Bazen iyi olduğu sanılan şeyler ecdadı incitmeye başlıyor. Arka planda pervaneli uçakların görüldüğü, üstleri başları perişan iki kişinin fotoğrafı çoğaltılmış, her yere asılıyor. Bir Alman fotoğrafçının belgelediği iki kişi bir rivayete göre Cumhuriyet’ten sonra Çiğli Havalimanı inşaatında çalıştırılan, taşerondan hak ettikleri yevmiyelerini alamadıkları için üstü başı perişan Bolulu işçiler. Başka rivayetler de var.

Ancak kesin olan şudur ki; Çanakkale’de savaşan askerler değil, hele hele Türk Pilotu hiç değillerdir.

Fotoğraf ilk kez ODTÜ Tarih Bölümü Öğretim Üyesi (Okutman) Bülent Yılmazer tarafından Çanakkale Zaferi’nin 90. Yılı etkinliklerinde yaptığı sunumla kamuoyuna sunuldu. Fotoğrafı Çanakkale’de Osmanlı ordusu adına pilot olarak görev yapan Emil Meinecke’ye ait bir fotoğraf albümünden aldığını belirten Yılmazer albümde fotoğrafın altında da “Türk askerlerinin gururu 1915” yazdığını kaydetti. Büyük ilgi gören fotoğraf poster yapılarak çoğaltıldı ve “Çanakkale Hava Savaşları” isimli bir kitapta kullanıldı.

Bir kere, bu saygısızlık karşısında dişlerimizi sıkıp belirtmeliyiz ki; Her an şehit olması muhtemel Türk askeri, kefen olmadığından ya da buna zaman olmadığından kanlı üniformasıyla defnedilme ihtimalinin olduğunu bilir. Her muharebe öncesi abdestini alır. Almanya’dan gelen siperde kurşun tutsun diye verilen kum çuvalını kullanarak yeri gelir üstündeki yamar. Siper ortamında olabildiğince temiz kalmaya çabalar. Bu iki garibanı, Çanakkale Savaşçısı olarak göstermek hangi hakla hizmettir. Neyi anlatır, ne sağlar? Sanıldığının aksine şüheda canlıdır efendim. Bilmeden de olsa Şühedanın hatırasını incitmekse büyük günahtır.

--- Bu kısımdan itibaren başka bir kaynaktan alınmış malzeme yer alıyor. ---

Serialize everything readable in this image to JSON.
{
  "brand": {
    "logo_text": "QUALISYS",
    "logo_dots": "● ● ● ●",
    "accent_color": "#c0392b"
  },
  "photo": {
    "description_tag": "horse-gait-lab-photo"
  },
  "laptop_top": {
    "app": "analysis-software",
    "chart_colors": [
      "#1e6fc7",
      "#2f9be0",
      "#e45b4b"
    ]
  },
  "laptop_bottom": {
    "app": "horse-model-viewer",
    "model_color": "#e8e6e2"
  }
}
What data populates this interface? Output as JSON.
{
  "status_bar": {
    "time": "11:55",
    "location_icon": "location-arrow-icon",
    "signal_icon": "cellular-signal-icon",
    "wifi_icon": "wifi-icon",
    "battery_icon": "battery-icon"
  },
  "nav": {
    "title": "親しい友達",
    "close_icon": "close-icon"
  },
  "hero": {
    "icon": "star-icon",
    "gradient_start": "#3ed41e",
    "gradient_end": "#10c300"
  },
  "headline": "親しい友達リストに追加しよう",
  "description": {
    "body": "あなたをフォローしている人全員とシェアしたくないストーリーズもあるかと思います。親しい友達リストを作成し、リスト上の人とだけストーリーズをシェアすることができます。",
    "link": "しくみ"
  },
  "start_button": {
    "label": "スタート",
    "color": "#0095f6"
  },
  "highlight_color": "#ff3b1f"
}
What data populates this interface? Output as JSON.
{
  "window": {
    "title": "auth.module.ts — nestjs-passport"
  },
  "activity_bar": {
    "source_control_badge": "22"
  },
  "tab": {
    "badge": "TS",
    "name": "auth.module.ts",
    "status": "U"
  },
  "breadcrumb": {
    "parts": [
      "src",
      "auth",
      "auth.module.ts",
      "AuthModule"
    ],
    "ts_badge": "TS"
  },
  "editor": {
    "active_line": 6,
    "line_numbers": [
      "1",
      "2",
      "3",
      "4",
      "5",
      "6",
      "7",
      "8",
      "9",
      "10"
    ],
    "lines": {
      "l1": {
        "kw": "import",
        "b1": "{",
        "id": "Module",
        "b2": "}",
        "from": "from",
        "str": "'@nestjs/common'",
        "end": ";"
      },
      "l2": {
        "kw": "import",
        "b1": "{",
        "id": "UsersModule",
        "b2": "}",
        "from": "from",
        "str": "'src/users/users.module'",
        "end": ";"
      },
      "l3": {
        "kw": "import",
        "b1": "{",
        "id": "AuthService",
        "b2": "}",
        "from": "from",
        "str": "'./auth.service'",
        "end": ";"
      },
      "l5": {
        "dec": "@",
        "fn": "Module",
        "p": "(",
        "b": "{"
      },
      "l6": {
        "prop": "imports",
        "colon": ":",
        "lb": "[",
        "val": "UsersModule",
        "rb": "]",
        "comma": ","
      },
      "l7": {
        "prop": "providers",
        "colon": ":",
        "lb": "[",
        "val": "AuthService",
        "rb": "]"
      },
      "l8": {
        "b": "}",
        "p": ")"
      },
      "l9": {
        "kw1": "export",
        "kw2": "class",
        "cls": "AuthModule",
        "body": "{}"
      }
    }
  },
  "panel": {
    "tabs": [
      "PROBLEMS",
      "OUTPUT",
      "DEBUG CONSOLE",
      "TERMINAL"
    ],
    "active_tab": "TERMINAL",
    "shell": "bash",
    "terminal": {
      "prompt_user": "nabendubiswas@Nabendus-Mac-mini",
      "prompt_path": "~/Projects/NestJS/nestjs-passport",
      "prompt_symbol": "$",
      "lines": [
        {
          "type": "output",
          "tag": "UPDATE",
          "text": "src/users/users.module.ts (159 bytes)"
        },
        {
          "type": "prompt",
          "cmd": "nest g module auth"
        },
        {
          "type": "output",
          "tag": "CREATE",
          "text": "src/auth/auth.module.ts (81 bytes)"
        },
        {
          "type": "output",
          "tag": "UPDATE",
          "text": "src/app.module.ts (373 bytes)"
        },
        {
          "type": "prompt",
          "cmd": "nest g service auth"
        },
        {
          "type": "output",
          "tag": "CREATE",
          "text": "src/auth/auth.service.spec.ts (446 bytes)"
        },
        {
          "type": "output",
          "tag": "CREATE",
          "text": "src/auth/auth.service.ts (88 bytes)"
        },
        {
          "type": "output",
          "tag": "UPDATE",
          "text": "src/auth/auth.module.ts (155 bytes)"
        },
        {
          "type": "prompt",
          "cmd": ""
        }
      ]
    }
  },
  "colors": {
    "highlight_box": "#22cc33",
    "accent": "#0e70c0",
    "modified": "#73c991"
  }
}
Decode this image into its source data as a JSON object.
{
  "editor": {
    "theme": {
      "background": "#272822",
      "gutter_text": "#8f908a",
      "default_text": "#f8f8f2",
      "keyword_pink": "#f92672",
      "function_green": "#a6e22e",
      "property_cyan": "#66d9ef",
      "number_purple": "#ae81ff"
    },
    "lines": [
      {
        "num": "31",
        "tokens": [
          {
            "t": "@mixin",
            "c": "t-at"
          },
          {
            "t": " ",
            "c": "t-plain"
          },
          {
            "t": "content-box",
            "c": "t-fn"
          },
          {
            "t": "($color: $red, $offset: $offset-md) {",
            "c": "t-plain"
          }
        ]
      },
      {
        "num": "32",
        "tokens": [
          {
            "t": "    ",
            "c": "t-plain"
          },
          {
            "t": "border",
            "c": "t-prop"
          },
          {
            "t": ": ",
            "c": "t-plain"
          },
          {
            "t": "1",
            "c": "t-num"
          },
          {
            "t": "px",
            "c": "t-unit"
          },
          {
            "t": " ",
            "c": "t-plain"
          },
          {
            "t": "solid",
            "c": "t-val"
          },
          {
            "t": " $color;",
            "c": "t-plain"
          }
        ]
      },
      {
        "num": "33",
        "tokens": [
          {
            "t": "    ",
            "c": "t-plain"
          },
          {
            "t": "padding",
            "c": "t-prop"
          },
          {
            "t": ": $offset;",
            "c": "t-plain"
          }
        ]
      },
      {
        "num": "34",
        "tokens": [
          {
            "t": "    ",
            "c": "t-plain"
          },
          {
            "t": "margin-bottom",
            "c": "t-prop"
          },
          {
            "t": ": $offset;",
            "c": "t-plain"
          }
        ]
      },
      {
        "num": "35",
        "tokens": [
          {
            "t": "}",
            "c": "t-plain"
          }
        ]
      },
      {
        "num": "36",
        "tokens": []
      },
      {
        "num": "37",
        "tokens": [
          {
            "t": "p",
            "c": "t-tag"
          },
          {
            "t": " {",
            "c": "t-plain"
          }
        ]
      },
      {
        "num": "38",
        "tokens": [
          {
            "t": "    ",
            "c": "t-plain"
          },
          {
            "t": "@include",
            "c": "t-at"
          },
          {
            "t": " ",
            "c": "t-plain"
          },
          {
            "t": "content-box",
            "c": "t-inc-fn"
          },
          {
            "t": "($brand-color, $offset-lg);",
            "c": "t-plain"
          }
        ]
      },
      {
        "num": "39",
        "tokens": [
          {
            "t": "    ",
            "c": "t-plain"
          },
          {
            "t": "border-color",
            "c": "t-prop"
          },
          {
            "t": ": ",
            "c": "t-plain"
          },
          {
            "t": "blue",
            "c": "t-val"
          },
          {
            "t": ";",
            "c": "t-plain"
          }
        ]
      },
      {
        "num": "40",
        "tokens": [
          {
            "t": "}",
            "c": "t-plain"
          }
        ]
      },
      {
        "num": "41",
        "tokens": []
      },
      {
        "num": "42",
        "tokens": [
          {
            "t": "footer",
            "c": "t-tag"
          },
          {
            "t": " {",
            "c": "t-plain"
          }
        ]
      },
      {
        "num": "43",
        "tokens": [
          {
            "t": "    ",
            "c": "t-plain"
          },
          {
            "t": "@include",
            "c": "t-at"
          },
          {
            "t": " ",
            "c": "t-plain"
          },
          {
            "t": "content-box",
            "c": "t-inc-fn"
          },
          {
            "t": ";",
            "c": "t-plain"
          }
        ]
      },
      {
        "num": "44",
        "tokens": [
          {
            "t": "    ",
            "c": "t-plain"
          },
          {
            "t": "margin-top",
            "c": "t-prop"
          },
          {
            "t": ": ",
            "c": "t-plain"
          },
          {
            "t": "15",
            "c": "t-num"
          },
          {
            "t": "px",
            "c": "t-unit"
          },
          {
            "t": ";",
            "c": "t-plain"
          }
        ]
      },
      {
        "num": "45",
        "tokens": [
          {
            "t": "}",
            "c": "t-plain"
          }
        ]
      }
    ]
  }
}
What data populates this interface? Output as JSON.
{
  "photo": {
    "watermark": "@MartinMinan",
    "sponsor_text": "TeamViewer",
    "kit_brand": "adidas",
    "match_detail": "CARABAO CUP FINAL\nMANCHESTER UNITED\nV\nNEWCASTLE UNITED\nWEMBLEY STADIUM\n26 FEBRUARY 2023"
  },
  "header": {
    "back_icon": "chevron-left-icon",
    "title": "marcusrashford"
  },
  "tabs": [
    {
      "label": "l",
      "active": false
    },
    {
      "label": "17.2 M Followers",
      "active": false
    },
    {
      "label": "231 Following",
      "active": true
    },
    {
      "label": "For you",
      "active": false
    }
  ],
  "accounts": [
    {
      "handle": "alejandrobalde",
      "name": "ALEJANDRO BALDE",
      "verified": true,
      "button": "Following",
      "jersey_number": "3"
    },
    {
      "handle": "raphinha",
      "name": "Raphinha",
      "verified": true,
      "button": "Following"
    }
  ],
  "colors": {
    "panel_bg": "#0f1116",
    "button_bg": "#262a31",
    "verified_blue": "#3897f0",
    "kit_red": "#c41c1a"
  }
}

Çanakkale bir zaferdir ve her ne pahasına olursa olsun kazanılmıştır ama Osmanlı eğitimli ve yetişmiş genç neslini de bu savaşta kaybetmiştir. Hem de daha yeni bir sürü yenilgiden sonra.

İstanbul Lisesi öğrencileri sadece 19 Mayıs 1915 taarruzunda 50 öğrencisini kaybettiği, O yıl mezun veremeyen lisenin sarı renginin yanındaki siyahın anlamının bu olduğu söylenir. Vefa Lisesi ve Çapa Erkek Öğretmen Okulu da mezun veremediği söylenir.

Ancak Osmanlı’nın çocuk asker kullandığı iddiası da oldukça tehlikelidir.

Kayıtlara göre Galatasaray Lisesi yılda 60 mezun verirken, 1915,16 ve 17’de sadece 27 öğrenci mezun edebildi. Bazı liseler mezun verememiştir. Savaş var nasıl eğitim olsun bunu anlayabiliriz ama çocuk asker var mıdır bunu iddia etmek çok kolay olmamalı.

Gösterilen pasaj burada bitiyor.